To further validate the superiority of the proposed BESTTLS in simultaneously monitoring surface roughness and tool wear, a broad two-task learning system (BTTLS) and a fuzzy broad two-task learning system (FBTTLS) were developed for comparison. These two models are two-task monitoring models designed based on BLS and fuzzy broad learning system (FBLS)29 respectively. Figs. 8 and 9 present the results obtained from the various models. Specifically, Fig. 8 shows the predictions for surface roughness, while Fig. 9 displays the results of tool condition monitoring. Through comparative analysis, it can be clearly seen that the proposed method BESTTLS has significant advantages.

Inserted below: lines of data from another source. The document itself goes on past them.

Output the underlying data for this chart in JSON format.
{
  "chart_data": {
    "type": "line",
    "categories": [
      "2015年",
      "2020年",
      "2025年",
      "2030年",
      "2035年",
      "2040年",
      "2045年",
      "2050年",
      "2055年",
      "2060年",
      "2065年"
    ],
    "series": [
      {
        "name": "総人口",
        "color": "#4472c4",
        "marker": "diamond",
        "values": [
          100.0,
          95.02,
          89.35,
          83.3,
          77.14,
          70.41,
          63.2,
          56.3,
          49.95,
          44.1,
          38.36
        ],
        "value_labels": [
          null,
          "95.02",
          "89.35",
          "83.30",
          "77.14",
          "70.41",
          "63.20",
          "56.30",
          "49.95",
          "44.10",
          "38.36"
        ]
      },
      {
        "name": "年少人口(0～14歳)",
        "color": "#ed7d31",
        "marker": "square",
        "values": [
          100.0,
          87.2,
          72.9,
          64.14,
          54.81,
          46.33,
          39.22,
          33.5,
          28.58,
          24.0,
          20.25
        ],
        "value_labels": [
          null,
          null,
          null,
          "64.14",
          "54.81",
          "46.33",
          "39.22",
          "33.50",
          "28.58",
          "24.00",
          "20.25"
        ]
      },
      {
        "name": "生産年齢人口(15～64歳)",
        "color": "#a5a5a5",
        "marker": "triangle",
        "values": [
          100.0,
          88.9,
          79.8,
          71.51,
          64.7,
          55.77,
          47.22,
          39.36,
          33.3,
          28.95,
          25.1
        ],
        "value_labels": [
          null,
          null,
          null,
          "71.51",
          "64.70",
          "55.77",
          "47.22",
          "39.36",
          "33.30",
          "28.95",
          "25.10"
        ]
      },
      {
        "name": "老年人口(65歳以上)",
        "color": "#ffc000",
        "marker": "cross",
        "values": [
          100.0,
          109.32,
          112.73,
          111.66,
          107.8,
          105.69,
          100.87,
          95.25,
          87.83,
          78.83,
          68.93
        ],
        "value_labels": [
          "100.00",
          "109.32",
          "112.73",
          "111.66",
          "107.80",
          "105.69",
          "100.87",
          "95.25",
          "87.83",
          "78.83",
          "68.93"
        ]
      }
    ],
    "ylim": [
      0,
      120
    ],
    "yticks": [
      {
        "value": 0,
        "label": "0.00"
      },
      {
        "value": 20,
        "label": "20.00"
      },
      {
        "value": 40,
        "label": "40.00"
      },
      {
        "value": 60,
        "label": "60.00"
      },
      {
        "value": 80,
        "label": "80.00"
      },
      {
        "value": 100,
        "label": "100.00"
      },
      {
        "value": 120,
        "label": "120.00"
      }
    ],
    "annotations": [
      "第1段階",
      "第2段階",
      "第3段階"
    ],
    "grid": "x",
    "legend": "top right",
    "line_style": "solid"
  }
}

In addition, Fig. 10 shows a comprehensive performance comparison of several two-task models for surface roughness prediction and tool wear condition monitoring. The results indicate that both of the above two-task monitoring methods can accurately predict the tool wear condition, demonstrating their effectiveness in evaluating tool health status. The MAPE of BTTLS, FBTTLS, and BESTTLS in predicting surface roughness are 7.57%, 10.14%, and 5.75%, respectively. The performance of BESTTLS is obviously better than that of the other models. In conclusion, BESTTLS outperforms other models significantly in simultaneous monitoring of surface roughness and tool wear.

Fig. 10
figure 10

Comparison of model performance for surface roughness prediction and tool wear condition monitoring.

Conclusion

To fully exploit experimental data and avoid time-consuming and laborious repetitive work, this paper constructs a novel broad echo state two-task learning system (BESTTLS), which uses the reservoir with echo state characteristics for each sub-task to capture their respective dynamic characteristics while sharing information. When the system performance does not meet the requirements, incremental learning is performed to achieve higher system performance. Finally, an end-face milling experiment was conducted on a vertical three-axis machining center to validate the effectiveness of the proposed BESTTLS in simultaneously monitoring surface roughness and tool wear. During the milling process, vibration, current, and cutting force signals were collected, followed by feature extraction and nonlinear dimensionality reduction. To further validate the superiority of BESTTLS, its prediction results were compared with those of the BTTLS and FBTTLS two-task learning methods. The results indicate that BESTTLS significantly outperforms the other methods in simultaneously monitoring surface roughness and tool wear.